I can SO see the poor slobber covered kitty...Fat Cat is just trying to make sure that nobody ever slobbers all over HER, which I can totally sympathize with.
My aunt has always had both cats and dogs, and she uses a "toy" designation with them. Kittens and puppies are first taught STOP! followed by Get a Toy to distract them from misbehaving.
Chico (a shepherd-retriever mix) was responsible for the additional NOT A TOY command that she teaches her animals right after that--even her cats, though it takes them longer than the dogs, obviously.
Chico would chase down and/or bring back ANYTHING--the cats, the mostly dachshund (oh, don't think it didn't piss 7 year old Captain off to be picked up out of the grass by this puppy and brought back to the door in the middle of a poo!), us kids (I was 6, and remember being almost completely picked up off my feet to be brought from the gate to the door by my belt) the garbage cans, anything he could get between his teeth and a little leverage on. And he would pick on the cats, Cap and us kids, nipping, bowling us over with his nose, knocking us around with his paws, flopping down on top of us like the were throw pillows. He was just playing, but at 11 months old and 70 pounds, he was big enough that it wasn't funny!
Finally she got a wonderous idea from dealing with her 2 year old son, who was going thru his "mine" phase, and had to keep being told "That's not your toy! THIS is your toy!"
So she started working really hard at correcting Chico really hard every time he put his mouth on something he wasn't supposed to put it on, and saying "NOT A TOY" and then giving him his ball or a rope or something, saying calmly "Here's your Toy" while playing with him for a minute.
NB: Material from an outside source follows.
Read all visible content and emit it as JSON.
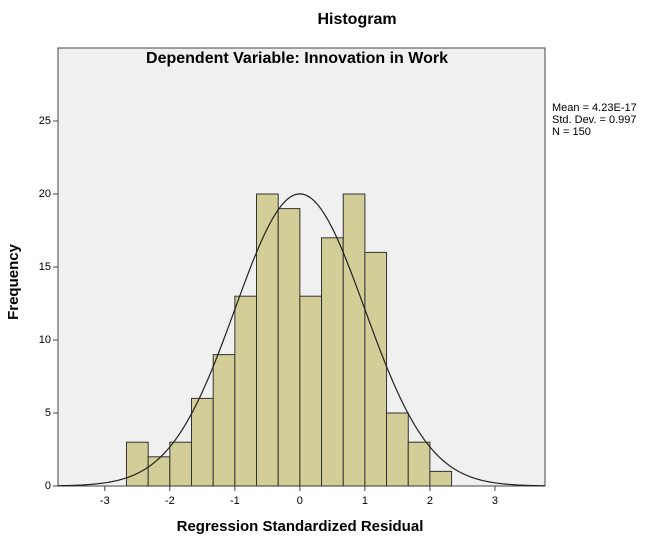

It only took about 3 weeks to stop picking things up that he wasn't told to "get!" It took a couple of months of using the same command with his unacceptably aggressive play behaviors towards the other animals for him to learn that they were not toys, too.
She said it so much between saying it to the doy and saying it to her child, it was the first thing her bird learned to say

Which made it REALLY funny when she got Poquito; every time the poor puppy got within 2 feet of the bird cage, Popeye would screech out "Not a Toy! Not A Toy!"
Maybe you could try teaching Ranger that Tigger isn't a toy. Using that one phrase for all objectionable 'play' behaviors has worked really well for my aunt. Leave it alone is a notch up in her discipline scale--Leave It Alone means something is absolutely forbidden, and you will be IMMEDIATELY EXILED to the garage if you touch that thing. Not a Toy means you have to stop what you're doing, but can stay in the room and play as long as you play nicely.